Totally agreed. It's a strange vibe because it feels like it wants to be hard SF, but it's really not. Maybe it's something about the translation?
It's very Asimov-like, in that the elements where the author puts in the most thought and energy are about human interactions (or human/psychic, human/alien, human/robot, etc) handled in a very rationalist, almost mechanistic way.
And also like Asimov, there's super-science stuff (e.g. warp drives in Foundation, time travel in The End of Eternity) that isn't "explained" in any way, it's just part of the setting.
>the author puts in the most thought and energy are about human interactions
During my reading, I thought this was the point. I'm not sure the stories were trying to be in any specific genre, maybe genre-adjacent at best, but the author wanted to focus on what happens to the human and humanity with all this advanced, arguably fantastic tech.
The story has some rather clear political biases that a lot of people don’t like, and I can’t help but think a lot of the criticism of the series comes from that. The most tyrannical human characters in the book impose their tyrannies for the sake of collectivism, and collectivist authoritarianism comes very close to dooming humanity more than once. I can imagine people who have collectivist political outlooks not liking it at all.

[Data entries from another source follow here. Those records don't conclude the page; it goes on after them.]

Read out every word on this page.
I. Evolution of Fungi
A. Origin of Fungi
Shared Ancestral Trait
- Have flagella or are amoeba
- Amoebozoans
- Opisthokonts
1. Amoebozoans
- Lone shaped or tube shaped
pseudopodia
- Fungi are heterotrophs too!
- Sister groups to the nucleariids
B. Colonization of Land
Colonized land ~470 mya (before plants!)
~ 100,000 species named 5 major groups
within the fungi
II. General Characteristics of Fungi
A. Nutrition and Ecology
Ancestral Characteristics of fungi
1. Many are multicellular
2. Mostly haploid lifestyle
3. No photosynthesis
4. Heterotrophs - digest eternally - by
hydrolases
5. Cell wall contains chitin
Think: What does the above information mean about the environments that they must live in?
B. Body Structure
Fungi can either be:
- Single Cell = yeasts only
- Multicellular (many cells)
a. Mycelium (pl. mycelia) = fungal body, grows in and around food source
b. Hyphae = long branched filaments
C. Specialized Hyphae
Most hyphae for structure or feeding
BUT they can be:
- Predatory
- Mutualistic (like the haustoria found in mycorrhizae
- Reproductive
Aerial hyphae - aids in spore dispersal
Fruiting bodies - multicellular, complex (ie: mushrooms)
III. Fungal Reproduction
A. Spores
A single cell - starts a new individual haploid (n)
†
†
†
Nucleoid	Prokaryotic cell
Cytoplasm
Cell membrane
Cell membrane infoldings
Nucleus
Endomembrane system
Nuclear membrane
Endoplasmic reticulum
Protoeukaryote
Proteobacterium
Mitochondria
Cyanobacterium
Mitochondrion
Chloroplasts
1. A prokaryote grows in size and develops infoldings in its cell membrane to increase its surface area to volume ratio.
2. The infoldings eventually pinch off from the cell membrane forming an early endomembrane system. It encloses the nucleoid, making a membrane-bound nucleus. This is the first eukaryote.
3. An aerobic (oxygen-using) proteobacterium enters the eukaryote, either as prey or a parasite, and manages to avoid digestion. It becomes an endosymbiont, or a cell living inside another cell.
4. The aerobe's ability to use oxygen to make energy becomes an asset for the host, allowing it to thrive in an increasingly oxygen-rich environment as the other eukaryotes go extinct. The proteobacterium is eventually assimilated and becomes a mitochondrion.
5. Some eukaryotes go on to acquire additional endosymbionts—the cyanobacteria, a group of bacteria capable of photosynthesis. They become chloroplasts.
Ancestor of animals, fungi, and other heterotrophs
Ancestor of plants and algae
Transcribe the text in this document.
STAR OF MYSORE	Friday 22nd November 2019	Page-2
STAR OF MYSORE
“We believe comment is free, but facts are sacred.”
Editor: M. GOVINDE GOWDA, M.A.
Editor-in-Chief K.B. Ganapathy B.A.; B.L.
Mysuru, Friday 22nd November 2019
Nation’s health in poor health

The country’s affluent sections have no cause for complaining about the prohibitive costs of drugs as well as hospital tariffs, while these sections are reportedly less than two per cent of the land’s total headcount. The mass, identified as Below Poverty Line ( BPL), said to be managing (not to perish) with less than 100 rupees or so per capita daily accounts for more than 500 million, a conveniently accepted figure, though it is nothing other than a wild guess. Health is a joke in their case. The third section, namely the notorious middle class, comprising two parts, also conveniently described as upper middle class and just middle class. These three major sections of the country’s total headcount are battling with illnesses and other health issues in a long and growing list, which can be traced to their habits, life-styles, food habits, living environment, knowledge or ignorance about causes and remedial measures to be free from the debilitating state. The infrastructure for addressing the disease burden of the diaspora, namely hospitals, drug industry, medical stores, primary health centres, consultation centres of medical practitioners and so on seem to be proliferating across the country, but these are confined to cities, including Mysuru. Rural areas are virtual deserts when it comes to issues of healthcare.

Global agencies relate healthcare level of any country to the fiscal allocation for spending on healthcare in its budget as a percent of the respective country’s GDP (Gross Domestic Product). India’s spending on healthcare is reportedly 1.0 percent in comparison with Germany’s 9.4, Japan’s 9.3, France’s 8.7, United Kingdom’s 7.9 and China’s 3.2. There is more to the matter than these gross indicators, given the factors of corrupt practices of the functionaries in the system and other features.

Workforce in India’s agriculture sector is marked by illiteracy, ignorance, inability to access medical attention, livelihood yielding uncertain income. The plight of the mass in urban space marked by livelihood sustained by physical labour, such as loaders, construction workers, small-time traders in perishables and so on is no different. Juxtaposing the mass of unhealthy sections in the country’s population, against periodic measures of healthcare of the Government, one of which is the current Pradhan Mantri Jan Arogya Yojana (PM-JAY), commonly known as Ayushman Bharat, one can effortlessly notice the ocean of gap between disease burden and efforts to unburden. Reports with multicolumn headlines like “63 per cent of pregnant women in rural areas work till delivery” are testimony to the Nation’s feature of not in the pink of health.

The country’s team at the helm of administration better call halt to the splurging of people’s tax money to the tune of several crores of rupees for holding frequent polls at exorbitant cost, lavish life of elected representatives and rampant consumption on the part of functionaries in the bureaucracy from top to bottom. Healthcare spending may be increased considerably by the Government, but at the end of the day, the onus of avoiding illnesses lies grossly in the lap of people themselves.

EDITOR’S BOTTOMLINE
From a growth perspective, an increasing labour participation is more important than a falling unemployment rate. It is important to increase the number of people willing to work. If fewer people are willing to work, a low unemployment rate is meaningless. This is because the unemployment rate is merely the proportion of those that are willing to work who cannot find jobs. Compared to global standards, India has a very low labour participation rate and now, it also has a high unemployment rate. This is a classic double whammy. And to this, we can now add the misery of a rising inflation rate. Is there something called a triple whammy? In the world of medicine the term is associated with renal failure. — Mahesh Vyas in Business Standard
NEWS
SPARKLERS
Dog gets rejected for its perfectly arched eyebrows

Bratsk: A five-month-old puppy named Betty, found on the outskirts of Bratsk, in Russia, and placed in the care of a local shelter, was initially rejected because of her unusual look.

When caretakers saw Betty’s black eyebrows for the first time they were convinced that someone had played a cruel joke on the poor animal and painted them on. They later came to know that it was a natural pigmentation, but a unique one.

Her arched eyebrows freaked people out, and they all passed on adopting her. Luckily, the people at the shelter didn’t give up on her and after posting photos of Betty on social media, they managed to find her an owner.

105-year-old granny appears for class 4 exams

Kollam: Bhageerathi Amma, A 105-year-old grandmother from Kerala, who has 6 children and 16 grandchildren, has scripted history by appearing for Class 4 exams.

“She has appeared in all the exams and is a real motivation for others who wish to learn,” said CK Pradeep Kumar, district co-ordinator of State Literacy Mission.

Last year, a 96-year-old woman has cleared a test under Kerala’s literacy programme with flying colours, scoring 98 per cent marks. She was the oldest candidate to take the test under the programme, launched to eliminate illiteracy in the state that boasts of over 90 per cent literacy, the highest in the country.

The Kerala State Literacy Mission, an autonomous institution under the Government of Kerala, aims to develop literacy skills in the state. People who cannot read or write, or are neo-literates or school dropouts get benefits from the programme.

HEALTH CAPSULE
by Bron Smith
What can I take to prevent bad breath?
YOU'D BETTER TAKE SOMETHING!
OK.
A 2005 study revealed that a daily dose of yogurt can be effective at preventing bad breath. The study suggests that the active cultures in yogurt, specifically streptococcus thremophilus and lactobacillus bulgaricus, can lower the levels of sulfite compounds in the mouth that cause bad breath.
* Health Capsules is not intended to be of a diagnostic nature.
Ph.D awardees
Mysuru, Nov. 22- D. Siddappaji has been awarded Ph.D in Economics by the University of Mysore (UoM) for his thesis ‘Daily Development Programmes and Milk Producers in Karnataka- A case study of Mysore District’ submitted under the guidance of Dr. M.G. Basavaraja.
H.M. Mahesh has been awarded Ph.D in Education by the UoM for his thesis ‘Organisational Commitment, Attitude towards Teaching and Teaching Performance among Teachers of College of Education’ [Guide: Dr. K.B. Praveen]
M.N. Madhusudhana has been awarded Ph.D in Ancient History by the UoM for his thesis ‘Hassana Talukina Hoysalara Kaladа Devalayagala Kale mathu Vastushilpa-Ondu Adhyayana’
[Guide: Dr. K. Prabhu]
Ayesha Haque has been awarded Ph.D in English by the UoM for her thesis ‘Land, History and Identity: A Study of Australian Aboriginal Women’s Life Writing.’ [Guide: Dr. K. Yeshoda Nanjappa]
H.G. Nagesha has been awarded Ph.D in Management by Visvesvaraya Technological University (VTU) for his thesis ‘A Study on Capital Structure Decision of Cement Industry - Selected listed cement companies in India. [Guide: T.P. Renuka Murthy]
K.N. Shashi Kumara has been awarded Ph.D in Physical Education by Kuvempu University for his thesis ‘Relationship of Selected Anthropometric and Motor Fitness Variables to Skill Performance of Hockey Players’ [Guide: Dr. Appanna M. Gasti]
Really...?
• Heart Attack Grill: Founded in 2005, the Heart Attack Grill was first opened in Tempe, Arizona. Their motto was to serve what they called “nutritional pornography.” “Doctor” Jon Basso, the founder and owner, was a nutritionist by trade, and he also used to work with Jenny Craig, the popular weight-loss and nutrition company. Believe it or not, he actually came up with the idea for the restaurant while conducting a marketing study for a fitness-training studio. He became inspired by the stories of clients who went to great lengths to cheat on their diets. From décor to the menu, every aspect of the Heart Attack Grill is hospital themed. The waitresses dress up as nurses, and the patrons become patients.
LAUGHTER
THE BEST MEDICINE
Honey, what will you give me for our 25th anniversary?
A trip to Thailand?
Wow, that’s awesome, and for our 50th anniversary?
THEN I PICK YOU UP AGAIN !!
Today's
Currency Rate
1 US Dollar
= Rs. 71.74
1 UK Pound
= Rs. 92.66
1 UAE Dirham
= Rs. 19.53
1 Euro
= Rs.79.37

I don’t see anybody criticising those aspects, though. When people criticise the science or the plot or the characterisation, why not take them at their word?
I actually was thinking about the individuals, but you’re right, he talks about how societies behave too (and that’s more important for the overall themes of the novel).
I wasn’t trying to be dismissive, although it’s not entirely my cup of tea; my comparison to Asimov is meant as a compliment.
It's very Asimov-like, in that the elements where the author puts in the most thought and energy are about human interactions (or human/psychic, human/alien, human/robot, etc) handled in a very rationalist, almost mechanistic way.
And also like Asimov, there's super-science stuff (e.g. warp drives in Foundation, time travel in The End of Eternity) that isn't "explained" in any way, it's just part of the setting.